Restaurants

Herbs and Spices

Vegan Formula One driver Lewis Hamilton is expanding 14 new locations of Neat Burger over the next two years. In the write-up on Bloomberg, this part got me thinking.

Neat Burger will feature Beyond Meat Inc.’s vegetable-based burgers, mixed with its own herbs and ingredients.

That little bit made me realize how little I see restaurants playing with their Beyond and Impossible burgers by adding herbs and spices. I hope we see more of that.

It’d be nice to have a more unique experience at restaurants with the uniformity offered by Beyond and Impossible moving globally. Even at larger chains, it’d be nice to see a distinction between how Carl’s Jr. and A&W prepare their Beyond Burger.

‘The Rise of the Virtual Restaurant’

From Mike Isaac at the NYTimes:

At 9:30 on most weeknights, Ricky Lopez, the head chef and owner of Top Round Roast Beef in San Francisco, stacks up dozens of hot beef sandwiches and sides of curly fries to serve hungry diners.

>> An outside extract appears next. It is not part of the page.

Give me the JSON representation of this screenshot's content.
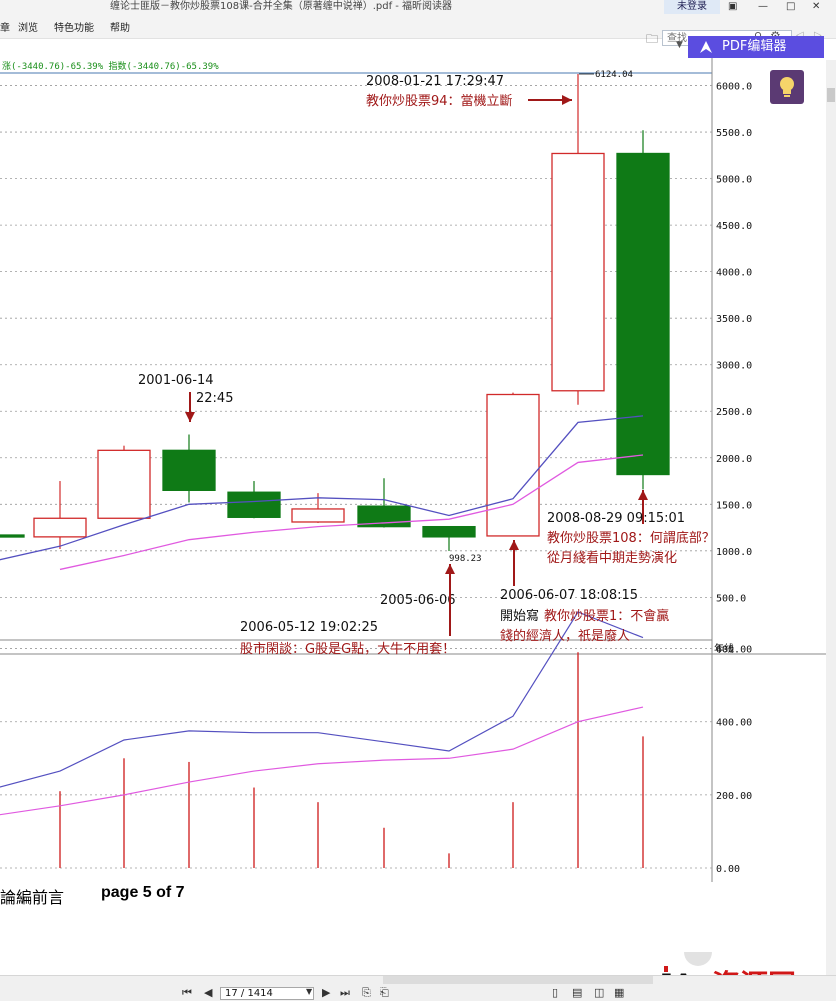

He also breads chicken cutlets for another of his restaurants, Red Ribbon Fried Chicken. He flips beef patties on the grill for a third, TR Burgers and Wings. And he mixes frozen custard for a dessert shop he runs, Ice Cream Custard.

Of Mr. Lopez’s four operations, three are “virtual restaurants” with no physical storefronts, tables or chairs. They exist only inside a mobile app, Uber Eats, the on-demand meal delivery service owned by Uber.

I think this is the future. Pizza and Chinese food opened the door to Americans experiencing delivery, and now everyone is hopping in.

Food delivery apps like Uber Eats, DoorDash and Grubhub are starting to reshape the $863 billion American restaurant industry. As more people order food to eat at home, and as delivery becomes faster and more convenient, the apps are changing the very essence of what it means to operate a restaurant.

[…]

The shift has popularized two types of digital culinary establishments. One is “virtual restaurants,” which are attached to real-life restaurants like Mr. Lopez’s Top Round but make different cuisines specifically for the delivery apps. The other is “ghost kitchens,” which have no retail presence and essentially serve as a meal preparation hub for delivery orders.

As cities get denser and costs rise, I wonder if participating in delivery will be a necessity for every restaurant that isn’t 30 dollars a plate.

Yet even as delivery apps create new kinds of restaurants, they are hurting some traditional establishments, which already contend with high operating expenses and brutal competition. Restaurants that use delivery apps like Uber Eats and Grubhub pay commissions of 15 percent to as much as 30 percent on every order. While digital establishments save on overhead, small independent eateries with narrow profit margins can ill afford those fees.

I could see a future where this leads to restaurants unionizing.

After he offered delivery through the apps in 2016, his business teetered. Two of his five pizzerias, which together had generated annual profits of $50,000 to $100,000, lost as much as $40,000 a year as customers who had ordered directly from Escape From New York switched to the apps. That forced Mr. Geffner to pay the commissions.

“We saw a direct correlation between the delivery services and the reduction of our income,” Mr. Geffner said. “It was like death by a thousand cuts.”

The way technology is approaching food obviously has room for lots of improvement. I’m sure we’ll be talking a lot more about this in the next decade—for better or worse.

A Zero-Waste Restaurant

Via Kottke:

At Nolla there is no waste bin in the kitchen nor can you find any single use plastic in the restaurant either. No produce wrapped in plastic, no cling film, no vacuum bags. Every detail from staff clothing and napkins to tableware has been thought of. Even the gift cards are made of compostable paper that has poppy seeds in them.
 
We don’t produce waste nor do we cook from waste.
 
We work directly with suppliers to rethink, reject and control packaging while at the same time sourcing local and organic produce, which are the core of our menus. Our approach to sustainability goes far beyond food and we work closely with designers, engineers and architects to rethink waste.

I hope this is the beginning of a trend. I imagine it’s a very difficult transition, but I hope advisors pop-up and lists of resources (like Trash Plastic) grow. Every step could make this easier— and if given enough focus, this seems like a fairly possible ambition.